The Percent_Rank() function is one of many useful functions that are available in MySQL. This function works by taking a single column as an input, and returning the number of rows in that column that contains values that are greater than the value in the current row. In other words, if you have a column with values 1, 2, 3, and 4, and your current row has a value of 3, the Percent_Rank() function would return 0.75, or 3/4.

This function is useful for a 2 main reasons.

  • First, it can be used to quickly identify the most popular values in a dataset. If you have hundreds, or even thousands of rows, using Percent_Rank() can help you find the most common values without having to go through every single row manually.
  • Second, Percent_Rank() can be used as part of more advanced statistical analyses. For example, if you wanted to determine the correlation between two different columns in a dataset, you could use Percent_Rank() and other functions to calculate the Pearson coefficient of correlation.
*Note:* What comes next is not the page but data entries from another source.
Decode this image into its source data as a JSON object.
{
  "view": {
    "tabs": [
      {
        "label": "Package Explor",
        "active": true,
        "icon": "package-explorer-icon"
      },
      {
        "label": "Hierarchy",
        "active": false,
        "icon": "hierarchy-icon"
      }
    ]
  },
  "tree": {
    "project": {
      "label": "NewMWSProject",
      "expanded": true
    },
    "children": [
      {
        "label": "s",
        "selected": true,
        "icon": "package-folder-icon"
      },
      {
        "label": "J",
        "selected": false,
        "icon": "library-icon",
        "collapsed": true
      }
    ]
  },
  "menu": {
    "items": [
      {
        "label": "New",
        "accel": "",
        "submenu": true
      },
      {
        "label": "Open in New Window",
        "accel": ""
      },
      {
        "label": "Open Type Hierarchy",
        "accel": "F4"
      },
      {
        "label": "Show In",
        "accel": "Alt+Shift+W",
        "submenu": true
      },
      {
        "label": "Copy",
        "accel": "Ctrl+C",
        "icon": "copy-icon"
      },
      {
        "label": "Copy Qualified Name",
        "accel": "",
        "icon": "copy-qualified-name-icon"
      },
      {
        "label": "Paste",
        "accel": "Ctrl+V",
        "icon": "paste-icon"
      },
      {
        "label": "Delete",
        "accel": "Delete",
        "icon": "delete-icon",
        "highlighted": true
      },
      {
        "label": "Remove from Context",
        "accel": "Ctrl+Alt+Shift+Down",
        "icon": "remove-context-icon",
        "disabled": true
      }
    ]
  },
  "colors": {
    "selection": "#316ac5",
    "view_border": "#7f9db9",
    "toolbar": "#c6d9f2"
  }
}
In MySQL, the Percent_Rank() function is a window function that is used to calculate the percentile rank of a row within a result set.

The syntax for the following function is-

PERCENT_RANK()
    OVER (
        PARTITION BY expr,...
        ORDER BY expr [ASC|DESC],...
    )Code language: SQL (Structured Query Language) (sql)

The result returned by the Percent_Rank() Function ranges from 0 to 1. The formula to calculate the Percent_Rank() function is as follows-

(rank - 1) / (total_rows - 1)

The Percent_Rank() function will always return 0 for the first row in the result set.

Example

Here to illustrate the example of Percent_Rank() function we will use the classicmodels database. A new table named details will be created based on the prior tables named orders, orderDetails, and products. The code for the following is-

Create table details
Select
productLine, YEAR(orderDate) OrderYear,
quantityOrdered * priceEach Value
From
orderDetails
Inner Join
orders Using (orderNumber)
Inner Join
products Using (productCode)
Group By
productLine,
YEAR(orderDate);Code language: SQL (Structured Query Language) (sql)
Select * From details;Code language: SQL (Structured Query Language) (sql)

Output-

Details
Details

Query over result set using MySQL Percent_Rank() function

Now we will write a code that will find the percentile rank of every product.

With b As (
Select productLine,
Sum(Value) Value
From
details
Group By productLine
)
Select productLine, Value,
Round(
Percent_Rank() OVER (
ORDER BY Value) ,2) percentile_rank
From b;Code language: SQL (Structured Query Language) (sql)

Output-

Result Set
Result Set

Here we can see that we have calculated the percentile_rank of every product Line.

MySQL Percent_Rank() with Partition

Now we will write a query that will return the percentile rank of each product line arranged in order with respect to the values.

Select
productLine,
orderYear,
Value,
ROUND(
PERCENT_RANK()
OVER (
PARTITION BY orderYear
ORDER By Value),2) percentile_rank
From
details;Code language: SQL (Structured Query Language) (sql)

Output-

Partition Set
Partition Set

Conclusion

In this tutorial, we studied how to use MySQL Percent_Rank() function. Overall, the Percent_Rank() function is a powerful tool that can be used for a variety of purposes. Whether you are analyzing data for business or academic purposes, it can help you gain deeper insights into your data and make more informed decisions. So why not give it a try today?